If the court was of that opinion, then the judge was required to impose a sentence of imprisonment for public protection (section 225(3)). The presumption within section 229(3) applied unless the court considered it would be unreasonable to conclude that there was such a risk, taking into account the information described in section 229(3)(a) to (c).
Although the sentencing comments of Judge Brodrick were brief, it is clear to us that he had applied the provisions of sections 224 to 229 of the 2003 Act. There was sufficient information for the judge to conclude that the presumption would not be disapplied in this appellant's case. His previous conviction for seven specified offences, coupled with the pre-sentence report's assessment of the appellant's risk of serious harm to the public, were sufficient for the judge to conclude that it was not unreasonable to apply the assumption. There was ample evidence of an assessment of significant risk of further specified offences. Further, the circumstances of this particular offence, count 2, coupled with the pre-sentence report at paragraph 4.1 provided sufficient information for the judge to conclude that there was a significant risk to members of the public of serious harm occasioned by the commission by the appellant of further specified offences.

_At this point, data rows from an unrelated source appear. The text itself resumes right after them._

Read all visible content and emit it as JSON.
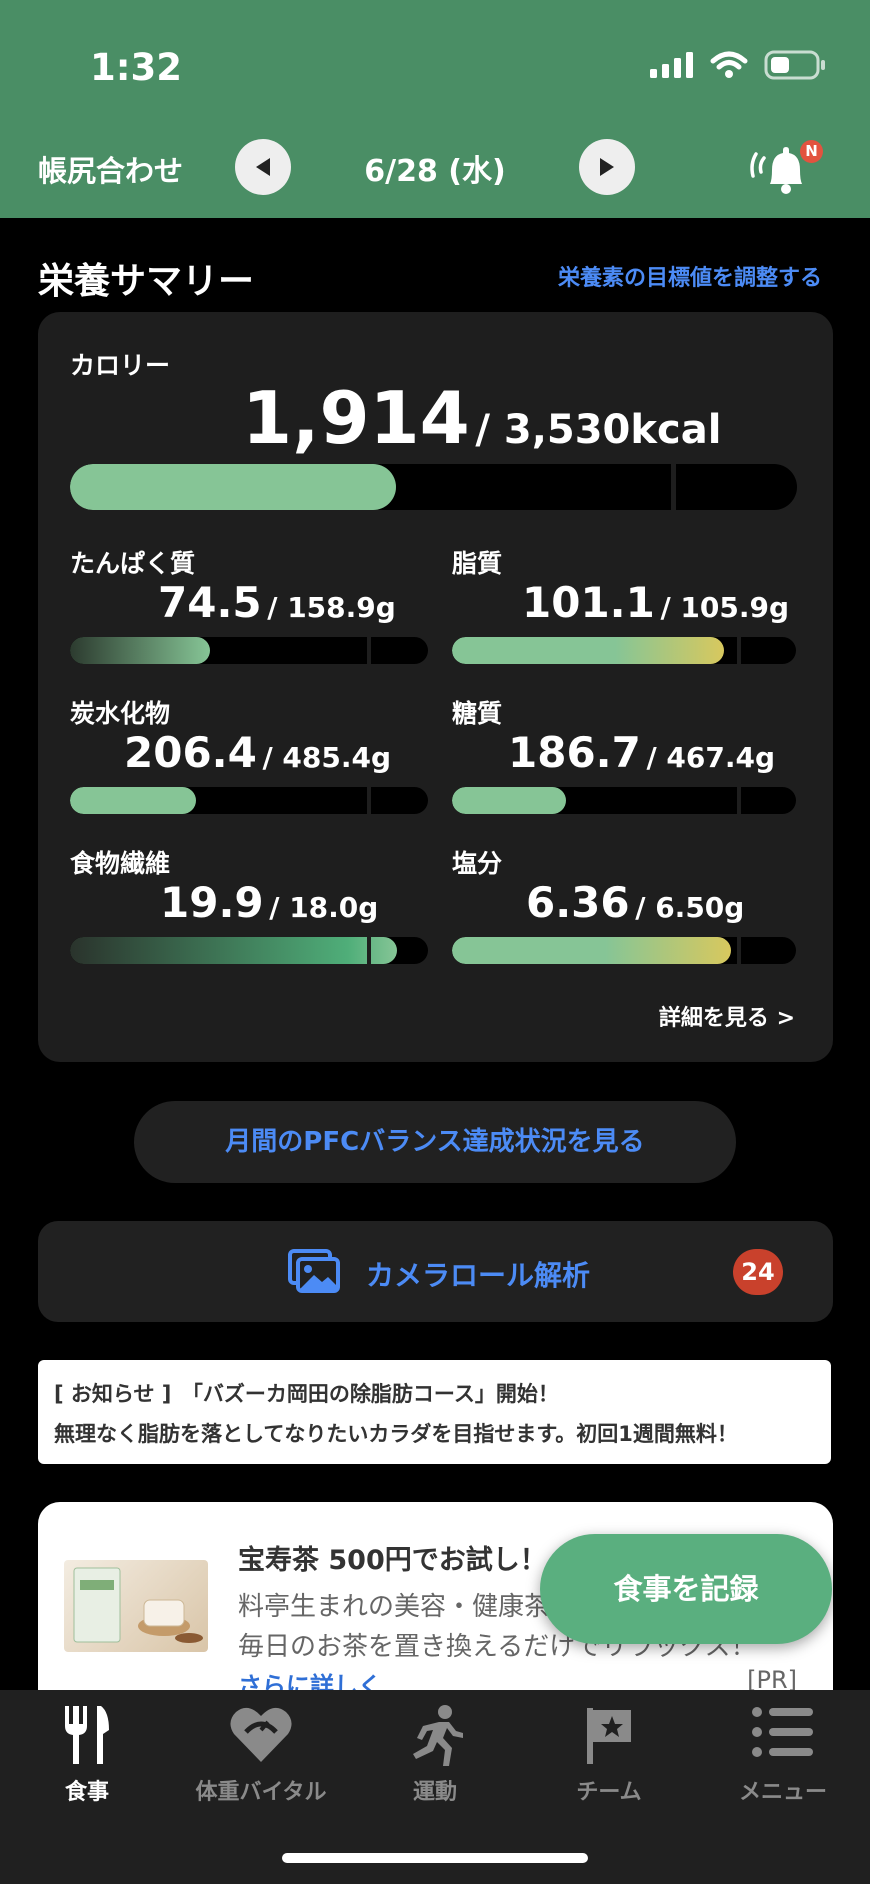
{
  "status_bar": {
    "time": "1:32"
  },
  "header": {
    "title": "帳尻合わせ",
    "date": "6/28 (水)",
    "notification_badge": "N"
  },
  "summary": {
    "title": "栄養サマリー",
    "adjust_link": "栄養素の目標値を調整する",
    "calorie": {
      "label": "カロリー",
      "value": "1,914",
      "target": "/ 3,530kcal",
      "fill_fraction": 0.542
    },
    "nutrients": [
      {
        "label": "たんぱく質",
        "value": "74.5",
        "target": "/ 158.9g",
        "fill_fraction": 0.47
      },
      {
        "label": "脂質",
        "value": "101.1",
        "target": "/ 105.9g",
        "fill_fraction": 0.955
      },
      {
        "label": "炭水化物",
        "value": "206.4",
        "target": "/ 485.4g",
        "fill_fraction": 0.425
      },
      {
        "label": "糖質",
        "value": "186.7",
        "target": "/ 467.4g",
        "fill_fraction": 0.4
      },
      {
        "label": "食物繊維",
        "value": "19.9",
        "target": "/ 18.0g",
        "fill_fraction": 1.1
      },
      {
        "label": "塩分",
        "value": "6.36",
        "target": "/ 6.50g",
        "fill_fraction": 0.978
      }
    ],
    "details_link": "詳細を見る >"
  },
  "pfc_button": "月間のPFCバランス達成状況を見る",
  "camera_roll": {
    "label": "カメラロール解析",
    "count": "24"
  },
  "notice": {
    "line1": "[ お知らせ ]　「バズーカ岡田の除脂肪コース」開始！",
    "line2": "無理なく脂肪を落としてなりたいカラダを目指せます。初回1週間無料！"
  },
  "ad": {
    "title": "宝寿茶 500円でお試し！",
    "line1": "料亭生まれの美容・健康茶",
    "line2": "毎日のお茶を置き換えるだけでリラックス！",
    "link": "さらに詳しく",
    "pr": "[PR]"
  },
  "fab_label": "食事を記録",
  "tabs": [
    {
      "label": "食事",
      "icon": "fork-knife-icon"
    },
    {
      "label": "体重バイタル",
      "icon": "heart-scale-icon"
    },
    {
      "label": "運動",
      "icon": "runner-icon"
    },
    {
      "label": "チーム",
      "icon": "flag-icon"
    },
    {
      "label": "メニュー",
      "icon": "menu-list-icon"
    }
  ],
  "colors": {
    "header": "#4a8e65",
    "accent_blue": "#4c8bf5",
    "bar_green": "#86c596",
    "fab": "#5aaf7f",
    "badge_red": "#c9412c"
  }
}
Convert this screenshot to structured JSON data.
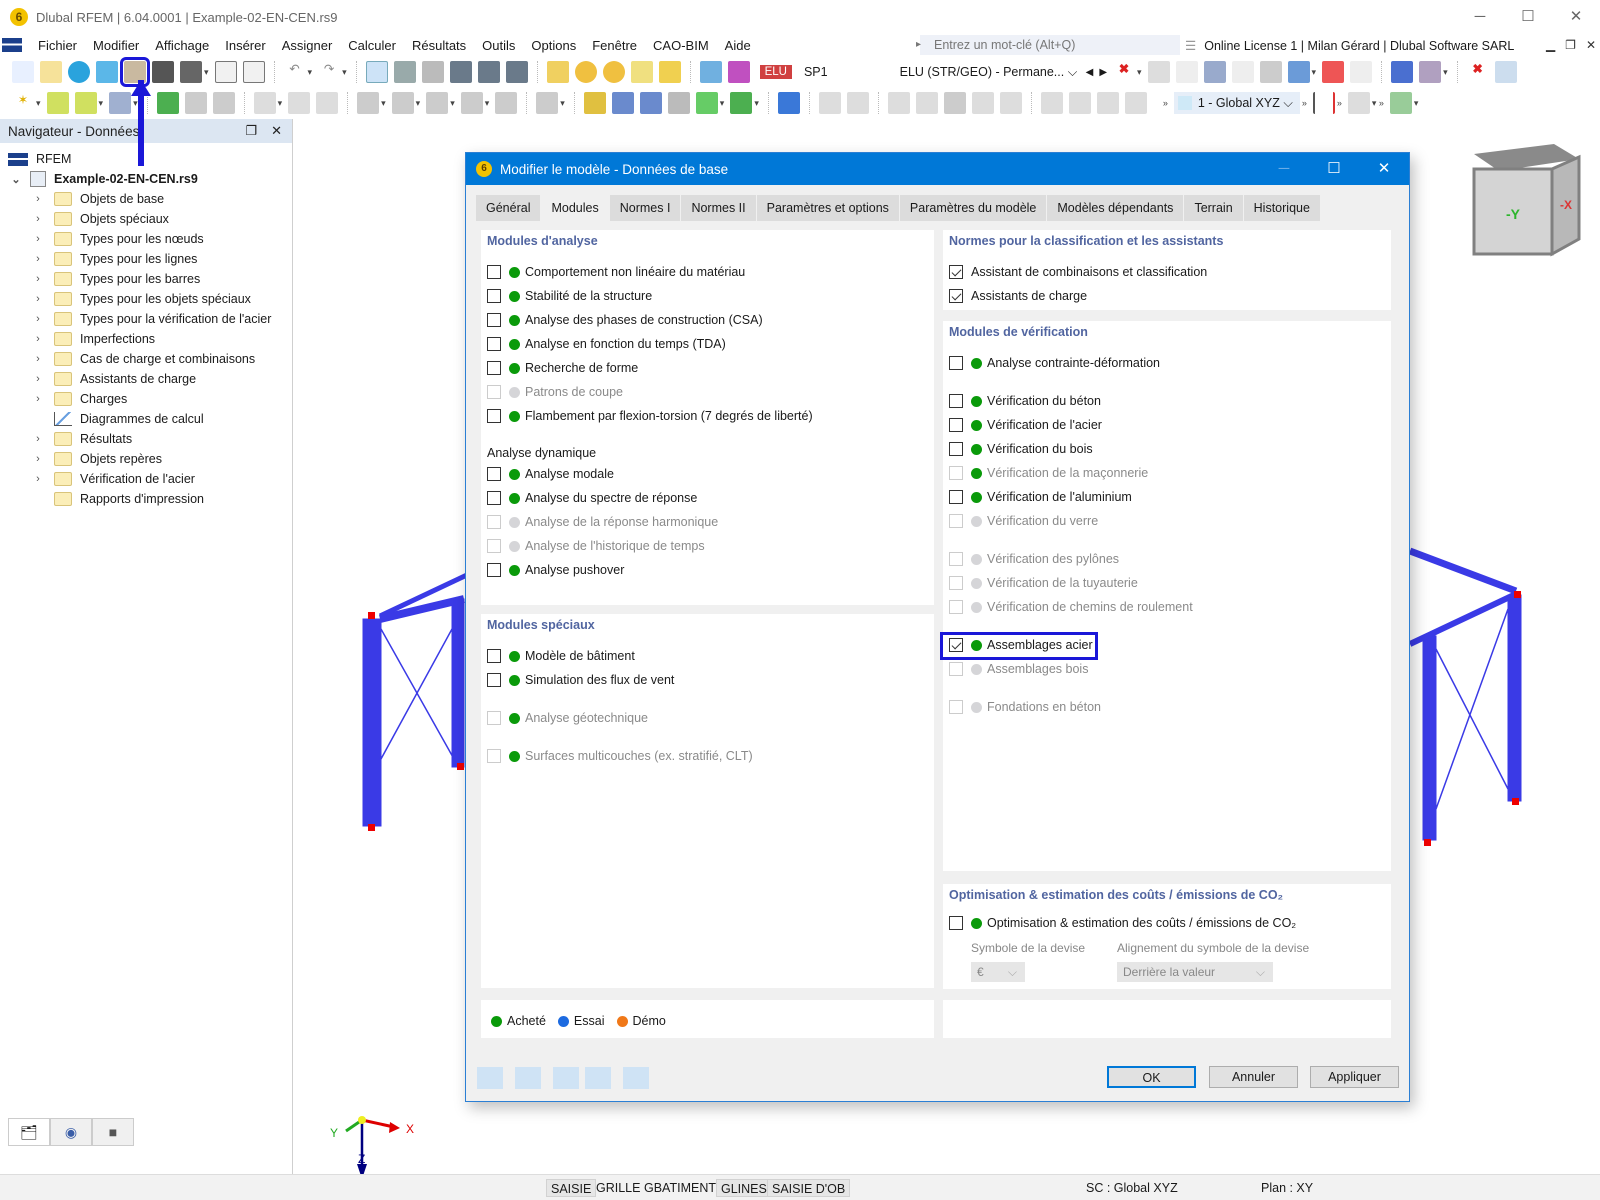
{
  "window": {
    "title": "Dlubal RFEM | 6.04.0001 | Example-02-EN-CEN.rs9",
    "controls": [
      "minimize",
      "maximize",
      "close"
    ]
  },
  "menu": {
    "items": [
      "Fichier",
      "Modifier",
      "Affichage",
      "Insérer",
      "Assigner",
      "Calculer",
      "Résultats",
      "Outils",
      "Options",
      "Fenêtre",
      "CAO-BIM",
      "Aide"
    ],
    "search_placeholder": "Entrez un mot-clé (Alt+Q)",
    "license": "Online License 1 | Milan Gérard | Dlubal Software SARL"
  },
  "toolbar": {
    "highlighted_button": "edit-model-base-data-icon",
    "load_badge": "ELU",
    "load_case": "SP1",
    "combination": "ELU (STR/GEO) - Permane...",
    "coord_system": "1 - Global XYZ"
  },
  "navigator": {
    "title": "Navigateur - Données",
    "root": "RFEM",
    "file": "Example-02-EN-CEN.rs9",
    "items": [
      {
        "label": "Objets de base",
        "type": "folder"
      },
      {
        "label": "Objets spéciaux",
        "type": "folder"
      },
      {
        "label": "Types pour les nœuds",
        "type": "folder"
      },
      {
        "label": "Types pour les lignes",
        "type": "folder"
      },
      {
        "label": "Types pour les barres",
        "type": "folder"
      },
      {
        "label": "Types pour les objets spéciaux",
        "type": "folder"
      },
      {
        "label": "Types pour la vérification de l'acier",
        "type": "folder"
      },
      {
        "label": "Imperfections",
        "type": "folder"
      },
      {
        "label": "Cas de charge et combinaisons",
        "type": "folder"
      },
      {
        "label": "Assistants de charge",
        "type": "folder"
      },
      {
        "label": "Charges",
        "type": "folder"
      },
      {
        "label": "Diagrammes de calcul",
        "type": "diagram"
      },
      {
        "label": "Résultats",
        "type": "folder"
      },
      {
        "label": "Objets repères",
        "type": "folder"
      },
      {
        "label": "Vérification de l'acier",
        "type": "folder"
      },
      {
        "label": "Rapports d'impression",
        "type": "folder-noexpand"
      }
    ]
  },
  "viewport": {
    "nav_cube": {
      "front": "-Y",
      "right": "-X"
    },
    "axes": {
      "x": "X",
      "y": "Y",
      "z": "Z"
    }
  },
  "dialog": {
    "title": "Modifier le modèle - Données de base",
    "tabs": [
      "Général",
      "Modules",
      "Normes I",
      "Normes II",
      "Paramètres et options",
      "Paramètres du modèle",
      "Modèles dépendants",
      "Terrain",
      "Historique"
    ],
    "active_tab": "Modules",
    "analysis": {
      "title": "Modules d'analyse",
      "items": [
        {
          "label": "Comportement non linéaire du matériau",
          "checked": false,
          "enabled": true,
          "status": "purchased"
        },
        {
          "label": "Stabilité de la structure",
          "checked": false,
          "enabled": true,
          "status": "purchased"
        },
        {
          "label": "Analyse des phases de construction (CSA)",
          "checked": false,
          "enabled": true,
          "status": "purchased"
        },
        {
          "label": "Analyse en fonction du temps (TDA)",
          "checked": false,
          "enabled": true,
          "status": "purchased"
        },
        {
          "label": "Recherche de forme",
          "checked": false,
          "enabled": true,
          "status": "purchased"
        },
        {
          "label": "Patrons de coupe",
          "checked": false,
          "enabled": false,
          "status": "none"
        },
        {
          "label": "Flambement par flexion-torsion (7 degrés de liberté)",
          "checked": false,
          "enabled": true,
          "status": "purchased"
        }
      ],
      "dynamic_title": "Analyse dynamique",
      "dynamic": [
        {
          "label": "Analyse modale",
          "checked": false,
          "enabled": true,
          "status": "purchased"
        },
        {
          "label": "Analyse du spectre de réponse",
          "checked": false,
          "enabled": true,
          "status": "purchased"
        },
        {
          "label": "Analyse de la réponse harmonique",
          "checked": false,
          "enabled": false,
          "status": "none"
        },
        {
          "label": "Analyse de l'historique de temps",
          "checked": false,
          "enabled": false,
          "status": "none"
        },
        {
          "label": "Analyse pushover",
          "checked": false,
          "enabled": true,
          "status": "purchased"
        }
      ]
    },
    "special": {
      "title": "Modules spéciaux",
      "items": [
        {
          "label": "Modèle de bâtiment",
          "checked": false,
          "enabled": true,
          "status": "purchased"
        },
        {
          "label": "Simulation des flux de vent",
          "checked": false,
          "enabled": true,
          "status": "purchased"
        },
        {
          "label": "Analyse géotechnique",
          "checked": false,
          "enabled": false,
          "status": "purchased"
        },
        {
          "label": "Surfaces multicouches (ex. stratifié, CLT)",
          "checked": false,
          "enabled": false,
          "status": "purchased"
        }
      ]
    },
    "standards": {
      "title": "Normes pour la classification et les assistants",
      "items": [
        {
          "label": "Assistant de combinaisons et classification",
          "checked": true
        },
        {
          "label": "Assistants de charge",
          "checked": true
        }
      ]
    },
    "design": {
      "title": "Modules de vérification",
      "items": [
        {
          "label": "Analyse contrainte-déformation",
          "checked": false,
          "enabled": true,
          "status": "purchased"
        },
        {
          "label": "Vérification du béton",
          "checked": false,
          "enabled": true,
          "status": "purchased"
        },
        {
          "label": "Vérification de l'acier",
          "checked": false,
          "enabled": true,
          "status": "purchased"
        },
        {
          "label": "Vérification du bois",
          "checked": false,
          "enabled": true,
          "status": "purchased"
        },
        {
          "label": "Vérification de la maçonnerie",
          "checked": false,
          "enabled": false,
          "status": "purchased"
        },
        {
          "label": "Vérification de l'aluminium",
          "checked": false,
          "enabled": true,
          "status": "purchased"
        },
        {
          "label": "Vérification du verre",
          "checked": false,
          "enabled": false,
          "status": "none"
        },
        {
          "label": "Vérification des pylônes",
          "checked": false,
          "enabled": false,
          "status": "none"
        },
        {
          "label": "Vérification de la tuyauterie",
          "checked": false,
          "enabled": false,
          "status": "none"
        },
        {
          "label": "Vérification de chemins de roulement",
          "checked": false,
          "enabled": false,
          "status": "none"
        },
        {
          "label": "Assemblages acier",
          "checked": true,
          "enabled": true,
          "status": "purchased",
          "highlighted": true
        },
        {
          "label": "Assemblages bois",
          "checked": false,
          "enabled": false,
          "status": "none"
        },
        {
          "label": "Fondations en béton",
          "checked": false,
          "enabled": false,
          "status": "none"
        }
      ]
    },
    "optimization": {
      "title": "Optimisation & estimation des coûts / émissions de CO₂",
      "item": {
        "label": "Optimisation & estimation des coûts / émissions de CO₂",
        "checked": false,
        "status": "purchased"
      },
      "currency_label": "Symbole de la devise",
      "currency_value": "€",
      "alignment_label": "Alignement du symbole de la devise",
      "alignment_value": "Derrière la valeur"
    },
    "legend": [
      {
        "label": "Acheté",
        "color": "#0a9a0a"
      },
      {
        "label": "Essai",
        "color": "#1c6ae0"
      },
      {
        "label": "Démo",
        "color": "#f07818"
      }
    ],
    "buttons": {
      "ok": "OK",
      "cancel": "Annuler",
      "apply": "Appliquer"
    }
  },
  "statusbar": {
    "toggles": [
      {
        "label": "SAISIE",
        "on": true
      },
      {
        "label": "GRILLE",
        "on": false
      },
      {
        "label": "GBATIMENT",
        "on": false
      },
      {
        "label": "GLINES",
        "on": true
      },
      {
        "label": "SAISIE D'OB",
        "on": true
      }
    ],
    "cs": "SC : Global XYZ",
    "plane": "Plan : XY"
  }
}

We were satisfied that the judge applied the provisions of Chapter 5 of the 2003 Act correctly. Further, we do not consider that submissions based on observations made by this court in R v Lang after a sentence has already been imposed can be used to criticise that sentence as being manifestly excessive where the judge correctly applied the statutory provision.
Accordingly, we are not persuaded that the sentencing judge failed to apply the provisions of the 2003 Act properly. The judge was entitled to reach the conclusion that he did and having done so was required by section 225(3) to impose a sentence of imprisonment for public protection.
In the circumstances, we are not persuaded that the sentence imposed on the appellant was manifestly excessive and accordingly we dismiss the appeal.